This blog summarizes Chapter 15: Securing privacy and profit in the era of hyperconnectivity and big data, by Booz Allen Hamilton: Bill Stewart, Executive Vice President; Dean Forbes, Senior Associate; Agatha O’Malley, Senior Associate; Jaqueline Cooney, Lead Associate; and Waiching Wong, Associate.
The corporate landscape is now characterized by the data economy, or the exchange of digitized information to create value.
Although there is no common agreement on what ‘privacy’ refers to, it is essential to employ responsible ways of collecting, using, and sharing of personal information to accomplish business tasks, enabling the organization to gain its customers’ trust and unlock the real potential of the data economy.
Forward-thinking companies are proactively gaining their customers’ trust and using that as a differentiator. Apple, for instance, uses the privacy features of its apps as a selling point.
International and local laws create challenges for organizations.
The landmark ruling of the European Court of Justice against Google in 2014 on the “right to be forgotten” set a precedent for removing information from search results that are deemed to be no longer relevant or in the public interest.
Beyond technical issues, compliance concerns can be administrative, such as in Google’s case, which required creating forms in many different languages and employing staff to review requests.
Beyond personal information
Personal information (PI) is described in privacy and information security circles as “information that can be used on its own or with other information to identify, contact or locate a single person, or to identify an individual in context.”
The definition of PI has become broader with the advent of geolocation data and associative analysis, such as facial recognition, which have compounded the challenges associated with regulating and managing data privacy.
What to do? Build consumer trust
Privacy can be a competitive differentiator. Building consumer trust requires taking action to secure personal information, such as the development of appropriate privacy policies, introducing privacy considerations into business operations, and setting guidelines for required employee conduct.

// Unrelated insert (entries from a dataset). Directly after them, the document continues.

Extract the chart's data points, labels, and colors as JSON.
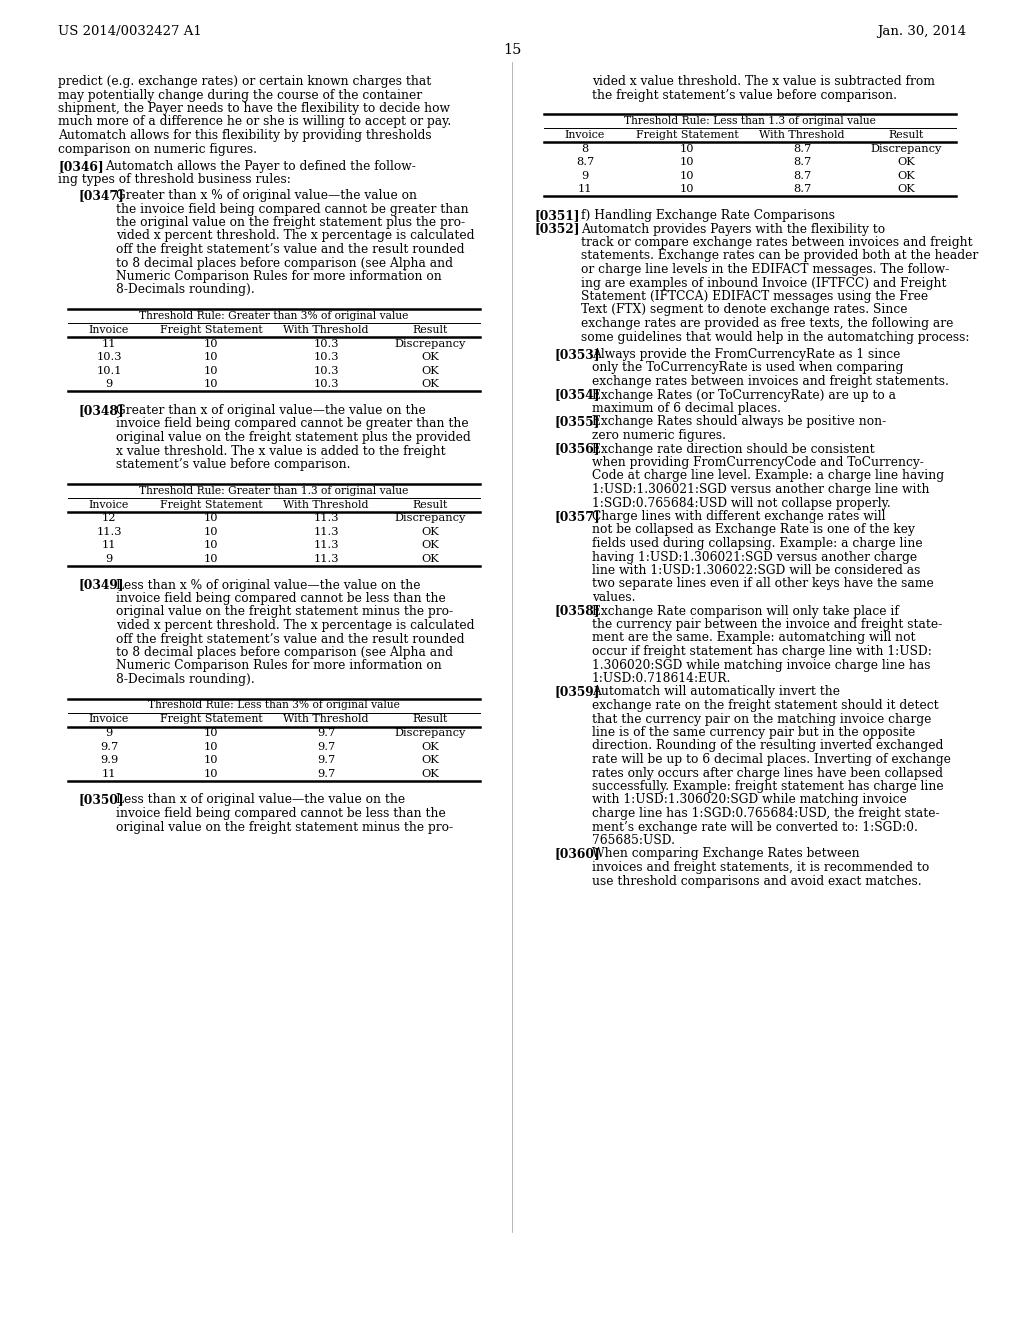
{
  "bg_color": "#ffffff",
  "header_left": "US 2014/0032427 A1",
  "header_right": "Jan. 30, 2014",
  "page_number": "15",
  "left_column": {
    "intro_text": [
      "predict (e.g. exchange rates) or certain known charges that",
      "may potentially change during the course of the container",
      "shipment, the Payer needs to have the flexibility to decide how",
      "much more of a difference he or she is willing to accept or pay.",
      "Automatch allows for this flexibility by providing thresholds",
      "comparison on numeric figures."
    ],
    "para0346_label": "[0346]",
    "para0346_text": [
      "Automatch allows the Payer to defined the follow-",
      "ing types of threshold business rules:"
    ],
    "para0347_label": "[0347]",
    "para0347_text": [
      "Greater than x % of original value—the value on",
      "the invoice field being compared cannot be greater than",
      "the original value on the freight statement plus the pro-",
      "vided x percent threshold. The x percentage is calculated",
      "off the freight statement’s value and the result rounded",
      "to 8 decimal places before comparison (see Alpha and",
      "Numeric Comparison Rules for more information on",
      "8-Decimals rounding)."
    ],
    "table1": {
      "title": "Threshold Rule: Greater than 3% of original value",
      "headers": [
        "Invoice",
        "Freight Statement",
        "With Threshold",
        "Result"
      ],
      "rows": [
        [
          "11",
          "10",
          "10.3",
          "Discrepancy"
        ],
        [
          "10.3",
          "10",
          "10.3",
          "OK"
        ],
        [
          "10.1",
          "10",
          "10.3",
          "OK"
        ],
        [
          "9",
          "10",
          "10.3",
          "OK"
        ]
      ]
    },
    "para0348_label": "[0348]",
    "para0348_text": [
      "Greater than x of original value—the value on the",
      "invoice field being compared cannot be greater than the",
      "original value on the freight statement plus the provided",
      "x value threshold. The x value is added to the freight",
      "statement’s value before comparison."
    ],
    "table2": {
      "title": "Threshold Rule: Greater than 1.3 of original value",
      "headers": [
        "Invoice",
        "Freight Statement",
        "With Threshold",
        "Result"
      ],
      "rows": [
        [
          "12",
          "10",
          "11.3",
          "Discrepancy"
        ],
        [
          "11.3",
          "10",
          "11.3",
          "OK"
        ],
        [
          "11",
          "10",
          "11.3",
          "OK"
        ],
        [
          "9",
          "10",
          "11.3",
          "OK"
        ]
      ]
    },
    "para0349_label": "[0349]",
    "para0349_text": [
      "Less than x % of original value—the value on the",
      "invoice field being compared cannot be less than the",
      "original value on the freight statement minus the pro-",
      "vided x percent threshold. The x percentage is calculated",
      "off the freight statement’s value and the result rounded",
      "to 8 decimal places before comparison (see Alpha and",
      "Numeric Comparison Rules for more information on",
      "8-Decimals rounding)."
    ],
    "table3": {
      "title": "Threshold Rule: Less than 3% of original value",
      "headers": [
        "Invoice",
        "Freight Statement",
        "With Threshold",
        "Result"
      ],
      "rows": [
        [
          "9",
          "10",
          "9.7",
          "Discrepancy"
        ],
        [
          "9.7",
          "10",
          "9.7",
          "OK"
        ],
        [
          "9.9",
          "10",
          "9.7",
          "OK"
        ],
        [
          "11",
          "10",
          "9.7",
          "OK"
        ]
      ]
    },
    "para0350_label": "[0350]",
    "para0350_text": [
      "Less than x of original value—the value on the",
      "invoice field being compared cannot be less than the",
      "original value on the freight statement minus the pro-"
    ]
  },
  "right_column": {
    "intro_text": [
      "vided x value threshold. The x value is subtracted from",
      "the freight statement’s value before comparison."
    ],
    "table4": {
      "title": "Threshold Rule: Less than 1.3 of original value",
      "headers": [
        "Invoice",
        "Freight Statement",
        "With Threshold",
        "Result"
      ],
      "rows": [
        [
          "8",
          "10",
          "8.7",
          "Discrepancy"
        ],
        [
          "8.7",
          "10",
          "8.7",
          "OK"
        ],
        [
          "9",
          "10",
          "8.7",
          "OK"
        ],
        [
          "11",
          "10",
          "8.7",
          "OK"
        ]
      ]
    },
    "para0351_label": "[0351]",
    "para0351_text": "f) Handling Exchange Rate Comparisons",
    "para0352_label": "[0352]",
    "para0352_text": [
      "Automatch provides Payers with the flexibility to",
      "track or compare exchange rates between invoices and freight",
      "statements. Exchange rates can be provided both at the header",
      "or charge line levels in the EDIFACT messages. The follow-",
      "ing are examples of inbound Invoice (IFTFCC) and Freight",
      "Statement (IFTCCA) EDIFACT messages using the Free",
      "Text (FTX) segment to denote exchange rates. Since",
      "exchange rates are provided as free texts, the following are",
      "some guidelines that would help in the automatching process:"
    ],
    "para0353_label": "[0353]",
    "para0353_text": [
      "Always provide the FromCurrencyRate as 1 since",
      "only the ToCurrencyRate is used when comparing",
      "exchange rates between invoices and freight statements."
    ],
    "para0354_label": "[0354]",
    "para0354_text": [
      "Exchange Rates (or ToCurrencyRate) are up to a",
      "maximum of 6 decimal places."
    ],
    "para0355_label": "[0355]",
    "para0355_text": [
      "Exchange Rates should always be positive non-",
      "zero numeric figures."
    ],
    "para0356_label": "[0356]",
    "para0356_text": [
      "Exchange rate direction should be consistent",
      "when providing FromCurrencyCode and ToCurrency-",
      "Code at charge line level. Example: a charge line having",
      "1:USD:1.306021:SGD versus another charge line with",
      "1:SGD:0.765684:USD will not collapse properly."
    ],
    "para0357_label": "[0357]",
    "para0357_text": [
      "Charge lines with different exchange rates will",
      "not be collapsed as Exchange Rate is one of the key",
      "fields used during collapsing. Example: a charge line",
      "having 1:USD:1.306021:SGD versus another charge",
      "line with 1:USD:1.306022:SGD will be considered as",
      "two separate lines even if all other keys have the same",
      "values."
    ],
    "para0358_label": "[0358]",
    "para0358_text": [
      "Exchange Rate comparison will only take place if",
      "the currency pair between the invoice and freight state-",
      "ment are the same. Example: automatching will not",
      "occur if freight statement has charge line with 1:USD:",
      "1.306020:SGD while matching invoice charge line has",
      "1:USD:0.718614:EUR."
    ],
    "para0359_label": "[0359]",
    "para0359_text": [
      "Automatch will automatically invert the",
      "exchange rate on the freight statement should it detect",
      "that the currency pair on the matching invoice charge",
      "line is of the same currency pair but in the opposite",
      "direction. Rounding of the resulting inverted exchanged",
      "rate will be up to 6 decimal places. Inverting of exchange",
      "rates only occurs after charge lines have been collapsed",
      "successfully. Example: freight statement has charge line",
      "with 1:USD:1.306020:SGD while matching invoice",
      "charge line has 1:SGD:0.765684:USD, the freight state-",
      "ment’s exchange rate will be converted to: 1:SGD:0.",
      "765685:USD."
    ],
    "para0360_label": "[0360]",
    "para0360_text": [
      "When comparing Exchange Rates between",
      "invoices and freight statements, it is recommended to",
      "use threshold comparisons and avoid exact matches."
    ]
  }
}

Externally, this requires building privacy considerations into products and services, such as the following:
Create easy-to-understand consumer-facing policies
In addition to being clear, simple, and easy to read, companies should give an easy opt-out at every stage and only use data in the ways stated.
To increase trust, privacy policies should clearly state the following:
- the personal information that you will collect;
- why data is collected and how it will be used and shared;
- how you will protect the data;
- an explanation of how the consumer benefits from the collection, use, sharing, and analysis of data.
Go “privacy by design”
Privacy by design means to “integrate and promote privacy requirements into systems, services, products, and business processes at the planning, design, development, and implementation stages, to ensure that businesses meets their customer and employee privacy expectations, and policy and regulatory requirements.”
By adopting privacy by design, organizations can reduce their privacy and security risks and costs.
Privacy by design is recognized by the Federal Trade Commission as a recommended practice for protecting online privacy, and has been considered for inclusion in the European Union’s draft General Data Protection Regulation.
Communicate your good work
Privacy policies and actions can be turned into marketing tools for savvy organizations. It is important to actively communicate all the actions you are taking to secure your customers’ data so that they know you can be trusted.
The data economy brings exciting opportunities for companies to grow by enhancing their products and services. Building consumer trust requires keeping information safe from hackers, creating easy-to-understand privacy policies, and applying the principle of ‘privacy by default’.
“Companies that reframe these actions as business enablers instead of business costs will thrive—and find it easier to comply with an increasingly complex web of regulations. Finally, communicating your good work to consumers will elevate the profile of your organization as a trusted partner, and pave the way for future gains.”
Best-practice cyber risk management
The international standard ISO 27001 sets out a best-practice approach to cyber risk management that can be adopted by all organizations. Encompassing people, processes, and technology, ISO 27001’s enterprise-wide approach to cybersecurity is tailored to the outcomes of regular risk assessments so that organizations can mitigate the cyber risks they actually face in the most cost-effective and efficient way.
Registration to the Standard demonstrates to investors, stakeholders, customers, and staff that information security best practice is being followed.